[STIG International Workshop] New Space in Asia: Implications of the Rise of the Chinese Commercial Space Sector in Asia and Beyond

On 9 March 2021, the Science, Technology and Innovation Governance (STIG) Program of The University of Tokyo held an international workshop titled “New Space in Asia: Implications of the Rise of the Chinese Commercial Space Sector in Asia and Beyond”. Co-hosted by the European Space Policy Institute (ESPI) at the occasion of the publication of public report titled “New Space in Asia – Experts views on space policy and business trends in Asian countries”, this workshop proposed a detailed overview of the mutations currently happening in the Asian commercial space sector, with a specific focus on the People’s Republic of China. After two keynotes on ‘New Space in Asia’ and ‘New Space in China’ by, respectively, Marco Aliberti of ESPI and Blaine Curcio of Orbital Gateway Consulting, Rajeswari Pillai Rajagopalan of the Observer Research Foundation and Kazuto Suzuki of the University of Tokyo provided the perspectives of Japan and India. Thank to the multifaceted expertise of the panelists, the workshop presented a complex overview of the rise of the Asian commercial space sector from both business and security perspectives.

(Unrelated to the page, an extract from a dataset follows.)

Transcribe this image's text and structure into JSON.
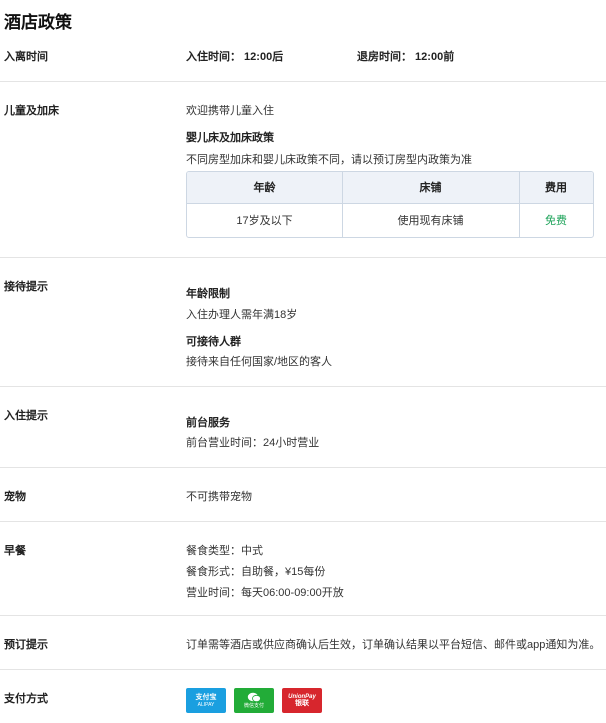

Click here to watch the recording.

[Overview]In recent years, the People’s Republic of China has seen the emergence of a vibrant commercial space industrial ecosystem. Based on the complex interactions of a variety of stakeholders (institutional actors, state-owned enterprises, non-space industries, start-ups and investors), the Chinese space sector has undergone deep transformations: there are now more than 100 major space start-ups in the country covering all aspect of space technology development and utilization, private investment rules have been changed leading to a great diversification of investors profiles, provincial governments are developing strong poles of competitiveness for the space industry, etc.

Following the publication of the European Space Policy Institute (ESPI)’s latest report “New Space in Asia – Experts views on space policy and business trends in Asian countries”, the Science, Technology and Innovation Governance (STIG) program of The University of Tokyo will organize a special workshop on “New Space in China”, co-hosted by ESPI. The first keynote, delivered by Marco Aliberti, senior researcher at ESPI, will present the main takeaways of the report. Then, Blaine Curcio, founder of Orbital Gateway Consulting and world leading analyst of the Chinese space sector, will provide in the second keynote a precise overview of the recent evolutions of the Chinese commercial space ecosystem. The two experts will then be joined by Dr Rajeswari Pillai Rajagopalan, Distinguished Fellow & Head, Nuclear & Space Policy Initiative at the Observer Research Foundation, and Professor Kazuto Suzuki of Graduate School of Public Policy of The University of Tokyo) for a panel discussion on the implications for Asia and the World of the rise of a powerful New Space sector in China.

Date & Time: Tuesday 9 March 2021, 17:30-19:00 (JST: Japan Standard Time)

Venue: Online Zoom Webinar
 –> Registration Form
: Webinar access information will be sent to the registrants before the event.

Language: English (with Japanese simultaneous interpretation)
Registration fee: Free
Host: Science, Technology and Innovation Governance (STIG) Program, GraSPP, The University of Tokyo
Co-host: European Space Policy Institute (ESPI)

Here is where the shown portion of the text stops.